Ведь кто-то может три часа безостановочно рассказывать всю свою жизнь, и я не возьму ни слова: обыденная вязкая тусклая речь… А другой произнесет две-три фразы… – и это блеск, веер павлиньего хвоста. Пир души!
Картинка по теме – байка Натальи Рапопорт:
«Все-таки что замечательно в Москве – передвигаться иностранцу очень просто. Особенно когда иностранец по-русски мало-мало разбирает. Выходишь на дорогу, поднимаешь руку, останавливается машина – езжай куда надо.
Как-то опаздывала я на встречу, поймала машину и еду, довольная, – авось успею!
Водитель, мрачный такой молодой человек, вдруг говорит мне:
– Вы не думайте, что едете в обыкновенной машине…
Я удивилась:
– А что такого необыкновенного в твоей машине?
– А я вожу председателя избиркома Жириновского.
– Да ну! Ишь ты… А Самого-то видел?
– Ви-идел, – говорит. – Он в прошлом годе в ресторане день рождения отмечал, я помогал подарки в машину складывать. Огромные такие часы с боем – тяжелые! – занес с трудом. Оборачиваюсь – Сам стоит. Подает мне бумажку в сотню долларов.
– Что-то, – говорит, – рожа твоя мне знакомая.
– А я, – говорю, – вожу председателя твоего избиркома.
– А сам за меня будешь голосовать?
– Да на хрена, – говорю, – ты мне сдался!..
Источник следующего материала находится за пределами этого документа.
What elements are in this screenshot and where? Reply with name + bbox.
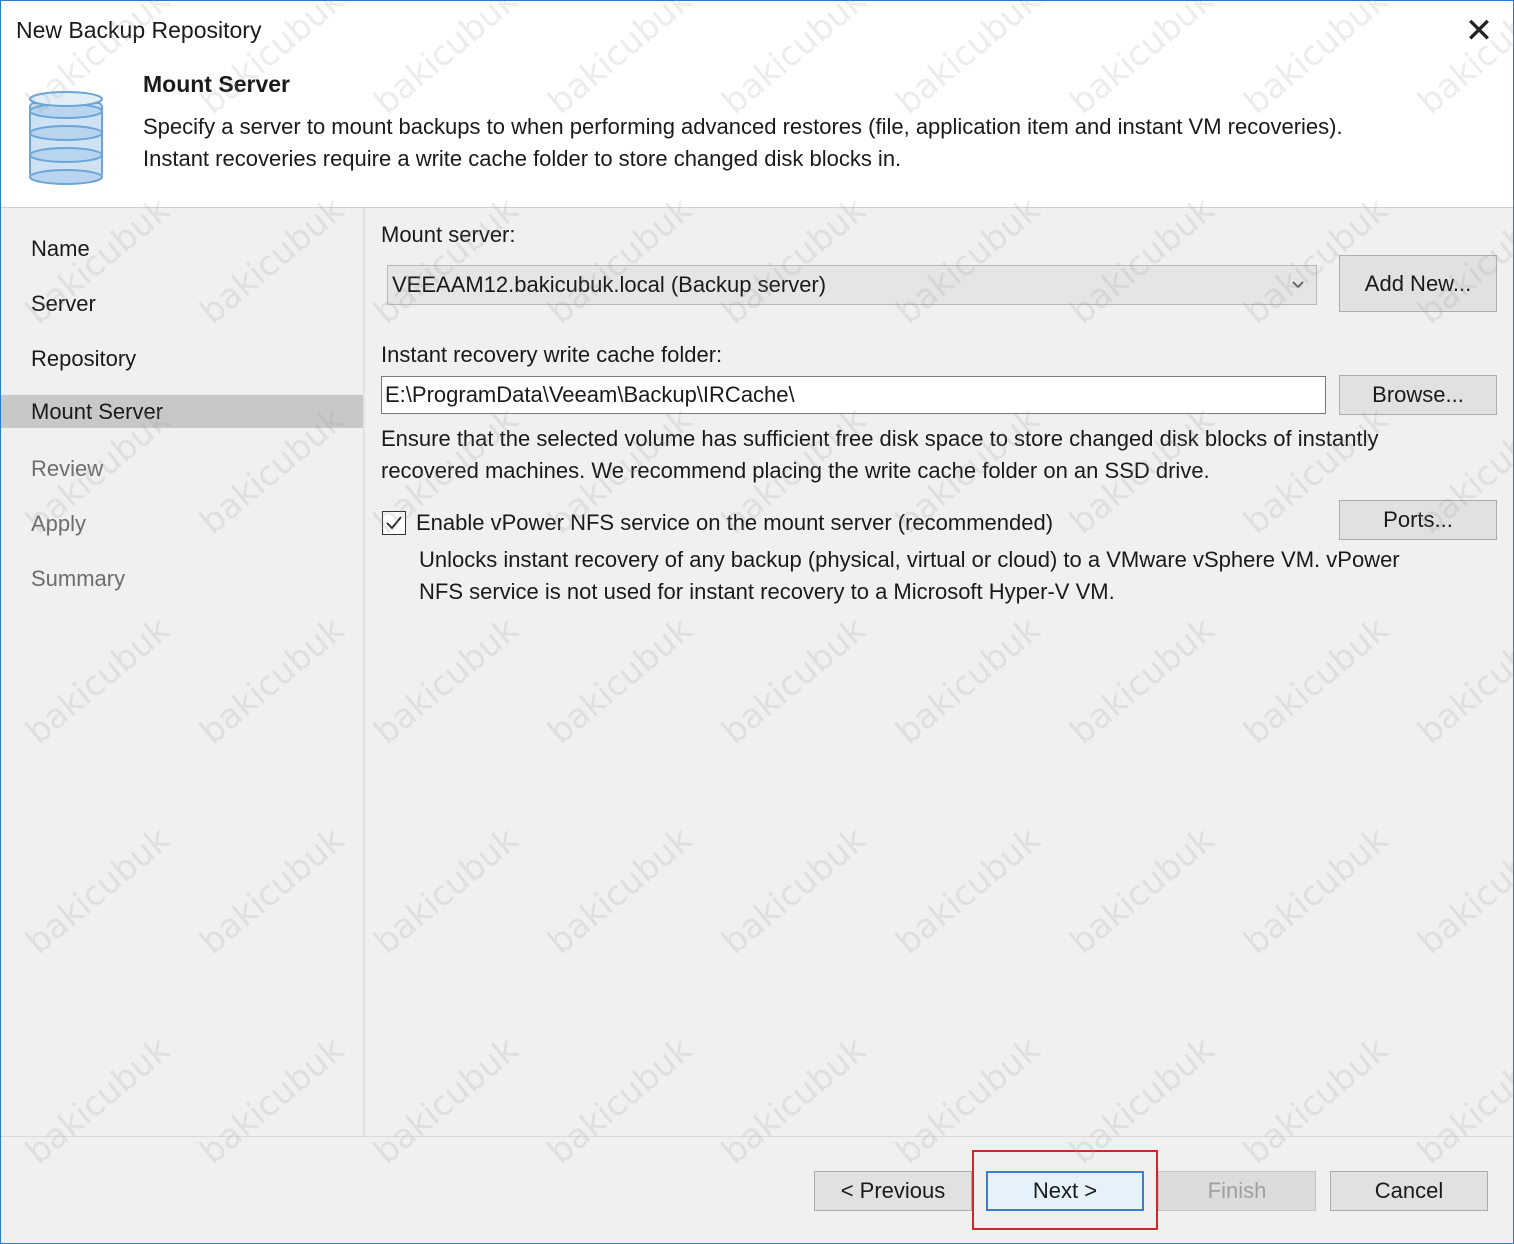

Тогда он достает еще одну сотенную!
– А сейчас, – спрашивает, – голосовать будешь?
– Сейчас подумаю…
Парень сделал коротенькую, но весомую паузу и кивнул:
– Откройте бардачок!
Открываю бардачок, там лежат две сотенные долларовые банкноты.
– Вот, – проговорил удовлетворенно, – не меняю. Берегу… Надо беречь, понимаешь: все ж реликвия – сам Жириновский подарил!
– А голосовать-то за него… Голосовал?
Он усмехнулся и протянул:
– Да на хрена он мне сда-ался…
– То есть Вы настаиваете на принципе «из песни слов не выкинешь»?
– Понимаете, выкинуть, конечно, можно все, что угодно. Особенно когда человек – а я таких встречала – ни при каких обстоятельствах, даже в нужном контексте не выносит звучания «крамольного» слова. То есть такой человек теоретически знает о существовании подобных слов, но, как шаман, трепещущий при имени злого духа, принимается немедленно бить в бубен, этого самого духа изгоняя. Тоже проявление суеверия.
Но зачем портить песню? Бывают истории, которые рассказывать, ставя многоточие вместо крепкого и точного слова, – просто пошлость и трусость. И глупость.
Картинка по теме:
Художник Дмитрий Леон был человеком примечательным – осанистый, высокий, бородатый – ну просто библейский пророк!
И вот как-то не повезло: ногу сломал. Закатали ногу в гипс, и сидел Дима дома, тосковал… А на дворе – лето, все приличные москвичи на юга потянулись…
Ввалились к нему двое приятелей-художников, стали уговаривать поехать в Крым.
– Дим, – уговаривали, – все ж гениально просто: мы тебя до поезда дотащим, а там возляжем на морском песочке – в картишки играть, пейзажи разглядывать, на девочек любоваться…
Уговорили! И до поезда, как обещали, друга дотащили.
Приезжают в Коктебель… А там уже отдыхающих видимо-невидимо, все занято – санатории, гостиницы, квартиры, комнаты, сараи, курятники… Под страшным солнцем двое страдальцев, сцепив руки «стульчиком», до вечера таскали тяжеленного Леона с его гипсовой пушкой… Думали, помрут, рухнут на землю и разом кончатся…
Наконец на окраине Коктебеля, в грязном покосившемся домишке отыскалась комната, бывшая кладовка. Хозяин – старый алкаш со свинцовой физиономией – мрачно оглядел эту троицу и сказал:
– Значить, так! Кипятильник не включать, музыку не ихрать, радива не слушать, блядей не водить… Понятно?